Dependence of two-nucleon momentum densities on total pair momentum

Two-nucleon momentum distributions are calculated for the ground states of ${}^3\mathrm{He}$ and ${}^4\mathrm{He}$ as a function of the nucleons’ relative and total momenta. We use variational Monte Carlo wave functions derived from a realistic Hamiltonian with two- and three-nucleon potentials.

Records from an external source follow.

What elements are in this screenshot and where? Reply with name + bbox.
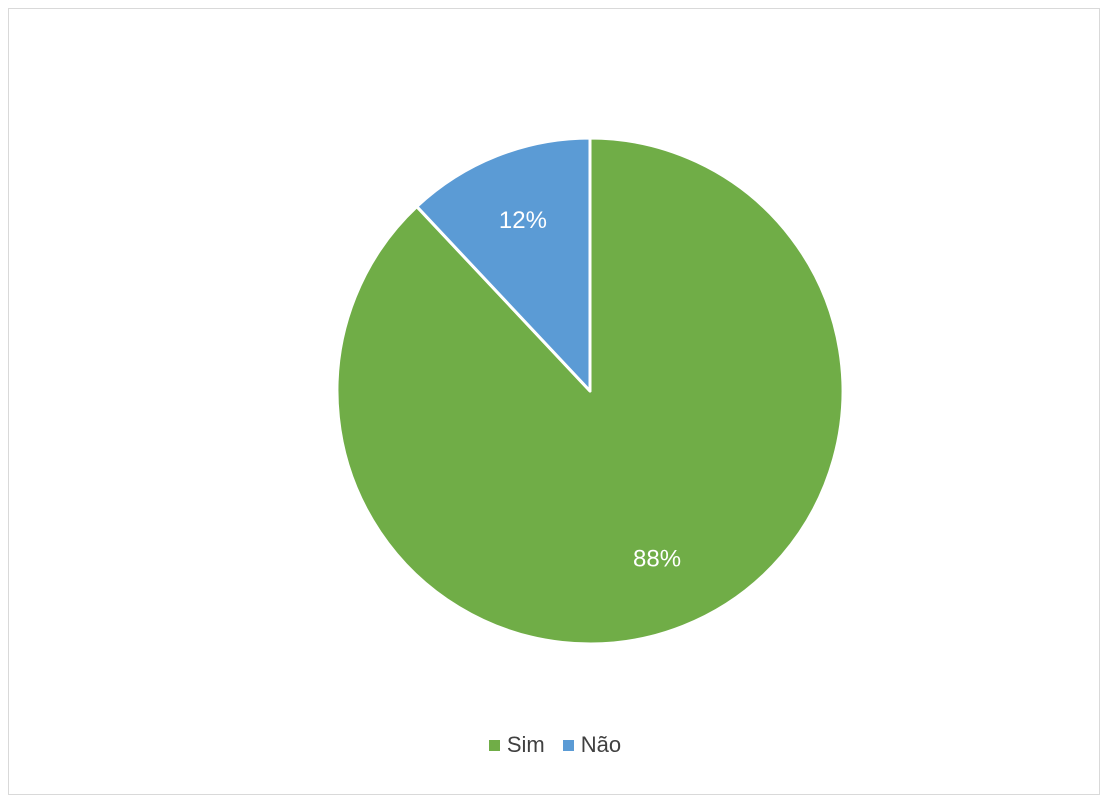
legend: Sim Não <box>0 732 1110 758</box>
data-label-sim: 88% <box>633 546 681 573</box>
legend-item-nao: Não <box>562 732 622 758</box>
pie-slice-n-o <box>415 136 592 393</box>
legend-item-sim: Sim <box>488 732 545 758</box>
legend-swatch-sim <box>488 739 500 751</box>
data-label-n-o: 12% <box>499 207 547 234</box>
legend-swatch-nao <box>562 739 574 751</box>
legend-label-sim: Sim <box>506 732 545 757</box>
legend-label-nao: Não <box>580 732 622 757</box>
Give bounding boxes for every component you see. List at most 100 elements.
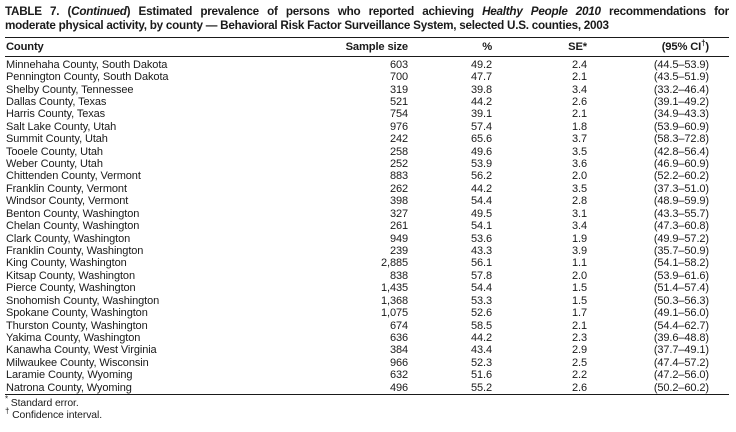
sample-size-cell: 398 bbox=[389, 195, 408, 208]
percent-cell: 53.6 bbox=[470, 232, 492, 245]
county-cell: Franklin County, Vermont bbox=[6, 182, 127, 195]
table-row: Shelby County, Tennessee 319 39.8 3.4 (33.2–… bbox=[5, 84, 729, 96]
county-cell: Laramie County, Wyoming bbox=[6, 369, 133, 382]
title-healthy-people-2010: Healthy People 2010 bbox=[482, 5, 601, 18]
county-cell: Natrona County, Wyoming bbox=[6, 381, 132, 394]
se-cell: 3.7 bbox=[572, 133, 587, 146]
prevalence-table: County Sample size % SE* (95% CI†) Minne… bbox=[5, 37, 729, 396]
sample-size-cell: 700 bbox=[389, 71, 408, 84]
table-row: Pennington County, South Dakota 700 47.7 2.… bbox=[5, 71, 729, 83]
table-row: Spokane County, Washington 1,075 52.6 1.7 (4… bbox=[5, 307, 729, 319]
sample-size-cell: 966 bbox=[389, 356, 408, 369]
footnote-text: Confidence interval. bbox=[9, 409, 102, 421]
dagger-symbol: † bbox=[701, 37, 706, 47]
se-cell: 3.5 bbox=[572, 145, 587, 158]
county-cell: Windsor County, Vermont bbox=[6, 195, 129, 208]
ci-cell: (58.3–72.8) bbox=[653, 133, 709, 146]
se-cell: 2.2 bbox=[572, 369, 587, 382]
se-cell: 1.1 bbox=[572, 257, 587, 270]
table-row: King County, Washington 2,885 56.1 1.1 (54.1… bbox=[5, 257, 729, 269]
percent-cell: 54.4 bbox=[470, 282, 492, 295]
county-cell: Kanawha County, West Virginia bbox=[6, 344, 157, 357]
ci-cell: (54.4–62.7) bbox=[653, 319, 709, 332]
percent-cell: 55.2 bbox=[470, 381, 492, 394]
table-row: Franklin County, Washington 239 43.3 3.9 (35… bbox=[5, 245, 729, 257]
percent-cell: 57.8 bbox=[470, 269, 492, 282]
sample-size-cell: 976 bbox=[389, 120, 408, 133]
title-text: TABLE 7. ( bbox=[5, 5, 72, 18]
se-cell: 2.1 bbox=[572, 319, 587, 332]
se-cell: 1.8 bbox=[572, 120, 587, 133]
se-cell: 2.0 bbox=[572, 170, 587, 183]
ci-cell: (49.9–57.2) bbox=[653, 232, 709, 245]
se-cell: 1.9 bbox=[572, 232, 587, 245]
sample-size-cell: 262 bbox=[389, 182, 408, 195]
percent-cell: 52.3 bbox=[470, 356, 492, 369]
table-row: Yakima County, Washington 636 44.2 2.3 (39.6… bbox=[5, 332, 729, 344]
title-text: recommendations for bbox=[600, 5, 729, 18]
se-cell: 1.5 bbox=[572, 294, 587, 307]
se-cell: 1.5 bbox=[572, 282, 587, 295]
header-row: County Sample size % SE* (95% CI†) bbox=[5, 37, 729, 57]
percent-cell: 39.1 bbox=[470, 108, 492, 121]
ci-cell: (39.1–49.2) bbox=[653, 95, 709, 108]
se-cell: 2.6 bbox=[572, 381, 587, 394]
sample-size-cell: 252 bbox=[389, 158, 408, 171]
ci-cell: (47.3–60.8) bbox=[653, 220, 709, 233]
table-row: Benton County, Washington 327 49.5 3.1 (43.3… bbox=[5, 208, 729, 220]
percent-cell: 44.2 bbox=[470, 182, 492, 195]
table-title-line2: moderate physical activity, by county — … bbox=[5, 18, 609, 32]
table-row: Chelan County, Washington 261 54.1 3.4 (47.3… bbox=[5, 220, 729, 232]
percent-cell: 49.2 bbox=[470, 58, 492, 71]
sample-size-cell: 327 bbox=[389, 207, 408, 220]
percent-cell: 44.2 bbox=[470, 95, 492, 108]
dagger-symbol: † bbox=[5, 406, 10, 416]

The momentum distribution of $\mathit{pp}$ pairs is found to be much smaller than that of $\mathit{pn}$ pairs for values of the relative momentum in the range 300–500 MeV/$c$ and vanishing total momentum. However, as the total momentum increases to 400 MeV/$c$, the ratio of $\mathit{pp}$ to $\mathit{pn}$ pairs in this relative momentum range grows and approaches the limit 1/2 for ${}^3\mathrm{He}$ and 1/4 for ${}^4\mathrm{He}$, corresponding to the ratio of $\mathit{pp}$ to $\mathit{pn}$ pairs in these nuclei. This behavior should be easily observable in two-nucleon knock-out processes, such as $A(e,e^{\text{'}}\mathit{pN})$.

Figure 1

The $\mathit{pn}$ (lines) and $\mathit{pp}$ (symbols) momentum distributions in ${}^3\mathrm{He}$ as functions of the relative momentum $q$ at total pair momentum $Q$ from 0 to 2 fm${}^{-1}$.

Figure 2

The $\mathit{pn}$ (lines) and $\mathit{pp}$ (symbols) momentum distributions in ${}^4\mathrm{He}$ as functions of the relative momentum $q$ at total pair momentum $Q$ from 0 to 2 fm${}^{-1}$.

Figure 3

The ratio of $\mathit{pp}$ to $\mathit{pn}$ pairs integrated over relative momentum $\mathbf{q}\Vert \mathbf{Q}$ of 1.5 to 2.5 fm${}^{-1}$ as a function of total momentum $Q$; red triangles are for ${}^3\mathrm{He}$ and blue squares are for ${}^4\mathrm{He}$.